The dispersal model considered the release of 1000 particles representing virtual Ochthebius propagules from each study site. For this purpose, the release zone is defined by the geographical coordinates of a 50 metres radius polygon centred 100 m offshore and extending from 0 to 1 m depth. Particle releases were scheduled every 15 days from January to December throughout the study period (2009-2015) to cover several consecutive reproductive seasons and record the annual and interannual variability in marine currents. In total, 3,528,000 propagules were released (1000 propagules × 7 years × 12 months × 2 releases per month × 21 localities). After release, the location of each propagule was tracked for 5 days considering the at-sea duration of viable propagules, based on the expected hatching time20. This model was chosen to produce the most realistic but conservative dispersal and connectivity scenario, whilst keeping the computational cost to a manageable level.

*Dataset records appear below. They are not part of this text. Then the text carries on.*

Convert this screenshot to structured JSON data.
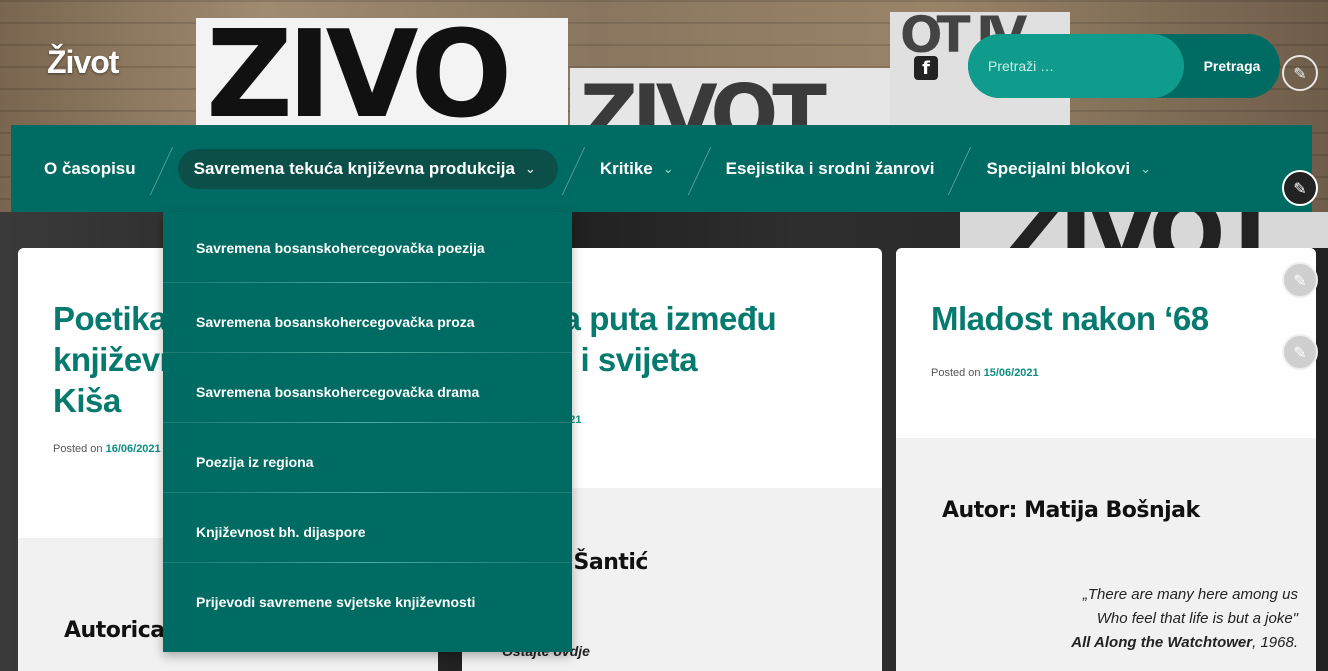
{
  "header": {
    "site_title": "Život",
    "poster_text_1": "ZIVO",
    "poster_text_2": "ZIVOT",
    "poster_text_3": "OT IV",
    "poster_text_4": "ZIVOT",
    "facebook_icon": "f",
    "search": {
      "placeholder": "Pretraži …",
      "button_label": "Pretraga"
    },
    "edit_icon": "✎"
  },
  "nav": {
    "items": [
      {
        "label": "O časopisu",
        "has_submenu": false
      },
      {
        "label": "Savremena tekuća književna produkcija",
        "has_submenu": true,
        "active": true
      },
      {
        "label": "Kritike",
        "has_submenu": true
      },
      {
        "label": "Esejistika i srodni žanrovi",
        "has_submenu": false
      },
      {
        "label": "Specijalni blokovi",
        "has_submenu": true
      }
    ],
    "chevron": "⌄"
  },
  "dropdown": {
    "items": [
      "Savremena bosanskohercegovačka poezija",
      "Savremena bosanskohercegovačka proza",
      "Savremena bosanskohercegovačka drama",
      "Poezija iz regiona",
      "Književnost bh. dijaspore",
      "Prijevodi savremene svjetske književnosti"
    ]
  },
  "posts": [
    {
      "title_lines": [
        "Poetika",
        "književn",
        "Kiša"
      ],
      "posted_label": "Posted on",
      "date": "16/06/2021",
      "author": "Autorica:"
    },
    {
      "title_lines": [
        "la puta između",
        "e i svijeta"
      ],
      "date_fragment": "/2021",
      "author_fragment": "a Šantić",
      "excerpt_fragment": "Ostajte ovdje"
    },
    {
      "title": "Mladost nakon ‘68",
      "posted_label": "Posted on",
      "date": "15/06/2021",
      "author": "Autor: Matija Bošnjak",
      "quote_lines": [
        "„There are many here among us",
        "Who feel that life is but a joke\""
      ],
      "quote_source": "All Along the Watchtower",
      "quote_year": ", 1968."
    }
  ],
  "colors": {
    "nav_bg": "#006b62",
    "nav_active": "#0c4f49",
    "title_teal": "#067a6f",
    "search_input": "#0f9c8c"
  }
}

Ichthyop output files gathered all possible propagule locations at the end of the marine dispersal period, which were analysed using geographic information systems. Twenty-one rockpool recruitment areas were then considered, from Cala Sant Francesc in the north (Catalonia, Spain) to Ghansou (Morocco) in the south. Virtual propagules were considered to have reached a recruitment area when they reached a minimum buffer distance of approximately 10 km radius from the epicentre of any other studied rockpool locality. This buffer size was considered to cover a reasonable water area surrounding the site, but to avoid overlapping the buffer zones of closely spaced sites. Raw values of pairwise potential connectivity were calculated and visualised using Circos67. The spread of propagules throughout our biophysical model does not take into account their survival during the dispersal event (e.g., predation by other organisms) and/or their establishment on new rocky shores. For this purpose, we considered two localities to be positively connected when the number of propagules reaching a locality was equal to or greater than 0.1% of the initial number of propagules dispersed from the source locality.

Data analyses

The relationship between genetic differentiation and geographical distance between studied localities was explored using isolation by distance (IBD) analysis. A linear model (lm function of the R-package stats59) was used to fit linearised Fst values against the natural logarithm of geographical distance between populations. Linear geographical distances between pairs of locations were computed using the vector analysis tool in QGIS 3.16.13.

To assess whether the simulated oceanic connection or IBD best fits observed genetic patterns, Euclidean distance matrices for the following variables were generated using the dist function of the R-package stats59: Fst values, geographical distance and the number of simulated propagules dispersed between each pair of localities (raw data available in Table S3). Due to the lack of genetic data for multiple specimens, we discarded six localities (numbers 2, 4, 6, 7, 8 and 21) in subsequent analyses. Mantel tests were calculated for the Fst distance matrix against the distance matrices of the other variables using the Spearman correlation method under the mantel function of the R-package ecodist68 with 9,999 permutations. Bootstrapped confidence intervals (95%) for the Mantel test were calculated using 9999 iterations.

Reporting summary

Further information on research design is available in the Nature Research Reporting Summary linked to this article.